In the examining room, I change into an open-in-the-front gown. About 15 minutes later, Dr. Rugo’s assistant Robin (a different Robin than my chemo teach nurse) comes in. I’m snarky right away and ask if we can just count on Rugo being 2 hours behind schedule every time. I couldn’t help myself. She apologizes, of course, and says they are working on it. I apologize for the snide remark, and again she reiterates they are working on it. She then asks a bunch of questions about any side effects I’ve experienced, looks at my blood work results (which are good), appetite, diet, energy level, sleeping patterns—all the usual touch points which she keys into my chart as we talk. She asks if I have a port. I say no, that I’ve been avoiding it until it’s confirmed the chemo is working, but I add that I think that it is working. She says that either way, working or not, I’m going to have to continue chemo even if they change the cocktail. I tell her no. That this chemo is it, that this is more than I ever thought I would do again. We drop the subject. Next, she gives my tumor sites a thorough exam and then measures each one. She compares her measurements to Rugo’s two weeks ago and with the ultrasound last Tuesday. My heart sinks a little when she says they look the same. It’s then that she lets me know that Dr. Rugo will be in soon, and she will remeasure.
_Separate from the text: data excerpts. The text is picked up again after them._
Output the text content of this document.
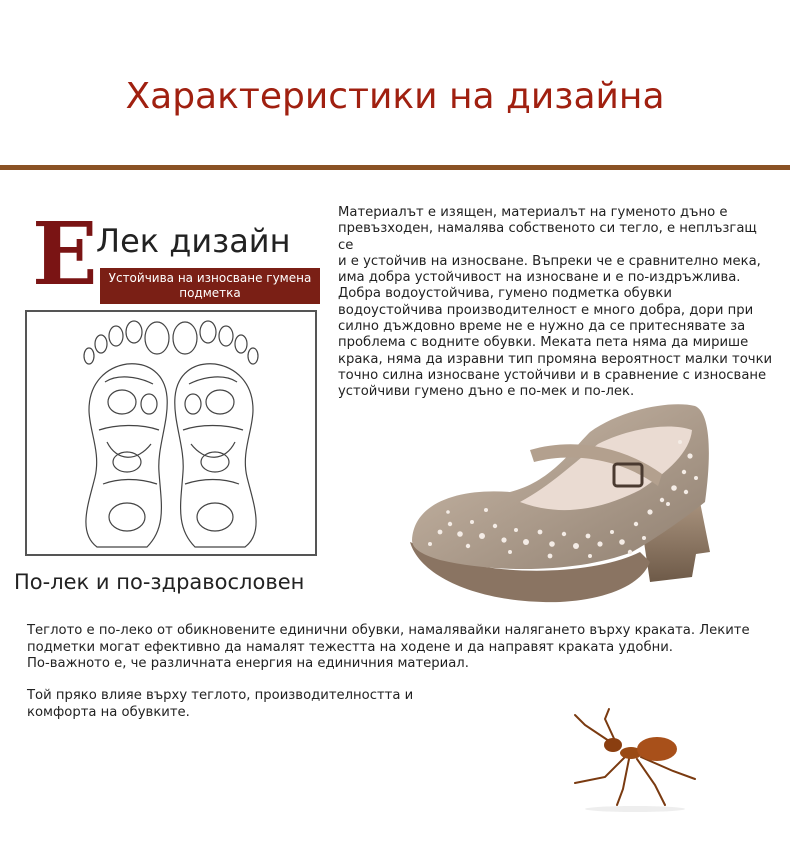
Характеристики на дизайна
E
Лек дизайн
Устойчива на износване гумена
подметка
По-лек и по-здравословен
Материалът е изящен, материалът на гуменото дъно е
превъзходен, намалява собственото си тегло, е неплъзгащ се
и е устойчив на износване. Въпреки че е сравнително мека,
има добра устойчивост на износване и е по-издръжлива.
Добра водоустойчива, гумено подметка обувки
водоустойчива производителност е много добра, дори при
силно дъждовно време не е нужно да се притеснявате за
проблема с водните обувки. Меката пета няма да мирише
крака, няма да изравни тип промяна вероятност малки точки
точно силна износване устойчиви и в сравнение с износване
устойчиви гумено дъно е по-мек и по-лек.
Теглото е по-леко от обикновените единични обувки, намалявайки налягането върху краката. Леките
подметки могат ефективно да намалят тежестта на ходене и да направят краката удобни.
По-важното е, че различната енергия на единичния материал.
Той пряко влияе върху теглото, производителността и
комфорта на обувките.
About 15 minutes later, Rugo arrives. Apologizes for the long wait. I tell her no worries. She reviews my chart, and Robin’s notes. She immediately expresses her concern about me telling Robin that I wanted to stop the chemo. I tell her that isn’t what I said. I will only stop if the chemo isn’t working after three infusions. I then add, “I think it’s working.” Rugo’s pleased to hear this and realizes I’m on board, so we continue with her question and answer routine, and she reviews my blood work. All is looking good. Sodium is a little low, but EVERYTHING LOOKS REALLY GOOD.

Drum roll, if you please. It’s time for her to measure my tumors, and I’m feeling a little anxious. Steve, too. She proceeds and announces (in centimeters) …

Tumor                   2 weeks ago              Today
Chest Wall              3 x 2                             2 x 1.5
Axillary node         2 x 1.5                          1 x .8

We are all more than thrilled with this result. The chemo appears to be working, better than we hoped.

I think it’s more than the chemo that is shrinking these tumors. It angels. Angels on earth. People who believe I will be cancer free again. People who have me in their prayers. People who have me in their hearts. People who encourage me and believe. Believe, like me, in only one outcome. Those angels are you.